「ひかり!マジでいいから、帰れ?」
俺の部屋に入って、スーパーの袋をゴソゴソとするひかりの腕を掴んでそう言う。
だけど、ひかりは俺の言葉に耳を貸さずに何かを探してる。
「ひかり!聞けよっ…!」
おかしい、今日のひかりはどこか変だよ。
てっきりお前は今日俺のいない天国のような部活で、また大地と仲良くしてる。
そう思ってたのに。
なのに、何で俺の目の前にいるんだよ…!!!
「ひか…「帰らないよっ…!」」
やっと顔を上げて俺の言葉を遮ってそうひかりは叫ぶ。
「…何で…」
「…玲皇君、強がりすぎだよ。
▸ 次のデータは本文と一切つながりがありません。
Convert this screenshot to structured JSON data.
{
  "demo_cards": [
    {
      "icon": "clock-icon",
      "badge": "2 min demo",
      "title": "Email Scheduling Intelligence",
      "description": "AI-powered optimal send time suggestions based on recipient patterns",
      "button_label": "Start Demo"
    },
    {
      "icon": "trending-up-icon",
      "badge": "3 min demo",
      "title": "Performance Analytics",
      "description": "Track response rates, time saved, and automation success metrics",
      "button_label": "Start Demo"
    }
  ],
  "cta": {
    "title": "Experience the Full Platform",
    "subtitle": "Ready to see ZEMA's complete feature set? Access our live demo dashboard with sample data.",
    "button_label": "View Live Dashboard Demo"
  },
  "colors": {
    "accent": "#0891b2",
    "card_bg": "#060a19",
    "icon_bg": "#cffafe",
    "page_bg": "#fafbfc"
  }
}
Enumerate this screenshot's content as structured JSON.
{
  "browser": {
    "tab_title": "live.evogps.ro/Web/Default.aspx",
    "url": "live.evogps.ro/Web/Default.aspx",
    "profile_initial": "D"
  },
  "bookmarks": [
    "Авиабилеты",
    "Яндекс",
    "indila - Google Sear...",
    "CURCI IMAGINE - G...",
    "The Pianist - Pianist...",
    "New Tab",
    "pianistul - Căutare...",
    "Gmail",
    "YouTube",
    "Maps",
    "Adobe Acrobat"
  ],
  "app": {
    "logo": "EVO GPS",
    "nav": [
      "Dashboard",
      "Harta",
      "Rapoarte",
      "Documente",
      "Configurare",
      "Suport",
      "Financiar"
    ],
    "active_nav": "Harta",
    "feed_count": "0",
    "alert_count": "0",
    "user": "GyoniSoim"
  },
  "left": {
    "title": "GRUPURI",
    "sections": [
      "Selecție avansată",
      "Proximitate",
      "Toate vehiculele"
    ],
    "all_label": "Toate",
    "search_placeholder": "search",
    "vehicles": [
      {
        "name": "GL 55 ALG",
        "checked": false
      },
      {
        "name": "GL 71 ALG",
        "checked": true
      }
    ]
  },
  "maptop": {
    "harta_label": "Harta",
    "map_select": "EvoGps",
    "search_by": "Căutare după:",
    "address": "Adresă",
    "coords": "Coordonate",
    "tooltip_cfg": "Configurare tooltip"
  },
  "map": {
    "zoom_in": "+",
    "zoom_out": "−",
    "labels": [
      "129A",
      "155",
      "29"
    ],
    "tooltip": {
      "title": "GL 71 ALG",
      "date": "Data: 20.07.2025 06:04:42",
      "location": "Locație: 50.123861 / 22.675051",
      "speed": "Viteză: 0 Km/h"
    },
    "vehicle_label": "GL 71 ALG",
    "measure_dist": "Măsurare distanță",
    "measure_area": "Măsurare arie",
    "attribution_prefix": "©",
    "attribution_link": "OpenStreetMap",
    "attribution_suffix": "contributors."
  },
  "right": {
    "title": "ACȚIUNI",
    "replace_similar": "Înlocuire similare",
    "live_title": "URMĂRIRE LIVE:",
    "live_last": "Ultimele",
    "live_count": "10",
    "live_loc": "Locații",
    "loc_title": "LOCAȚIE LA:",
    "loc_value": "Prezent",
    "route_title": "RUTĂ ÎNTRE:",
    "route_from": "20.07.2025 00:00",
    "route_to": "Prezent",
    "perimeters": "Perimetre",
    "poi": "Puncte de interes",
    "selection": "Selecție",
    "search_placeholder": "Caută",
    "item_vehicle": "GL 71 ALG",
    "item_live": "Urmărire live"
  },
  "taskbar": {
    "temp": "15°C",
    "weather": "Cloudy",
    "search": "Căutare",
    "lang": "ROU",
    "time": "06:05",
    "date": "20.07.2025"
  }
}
どうしてなの?何でしんどいくらいあたしに教えてくれなかったの?」
「…たいしたことねーもん」
「でも、どうせ薬も何も飲んでないんでしょ?」
「…」
返すことが出来ない。
そんな俺にひかりは"やっぱり…"と呟く。
「病人をほって帰れないよ」
「…だけど、ひかりに俺を介抱する義務なんかねーよ」
「…彼女じゃんか」
「ひかり…、でもそれは…」
「…違うの?あたしと玲皇君は付き合ってないんだ?」
付き合ってても付き合ってないような恋人だろ、俺達は。
ひかりが今の俺みたいに熱が出たときに、俺は介抱してやらないかもしれないんだぜ?
それをお前は分かってるくせに、俺のもとへ来るのかよ。
「…肩書きなんだ、付き合ってるなんて言わねーじゃん」
「…」
今度はひかりがグッと押し黙る。
…帰るのか?
なんて思い、返事を待っていると
「…分かってるよ。…とりあえずお粥作ったら、帰るから…。玲皇君は薬を飲んで寝ててよ…!」
ひかりは俺の瞳を一回も見ずにそう零した。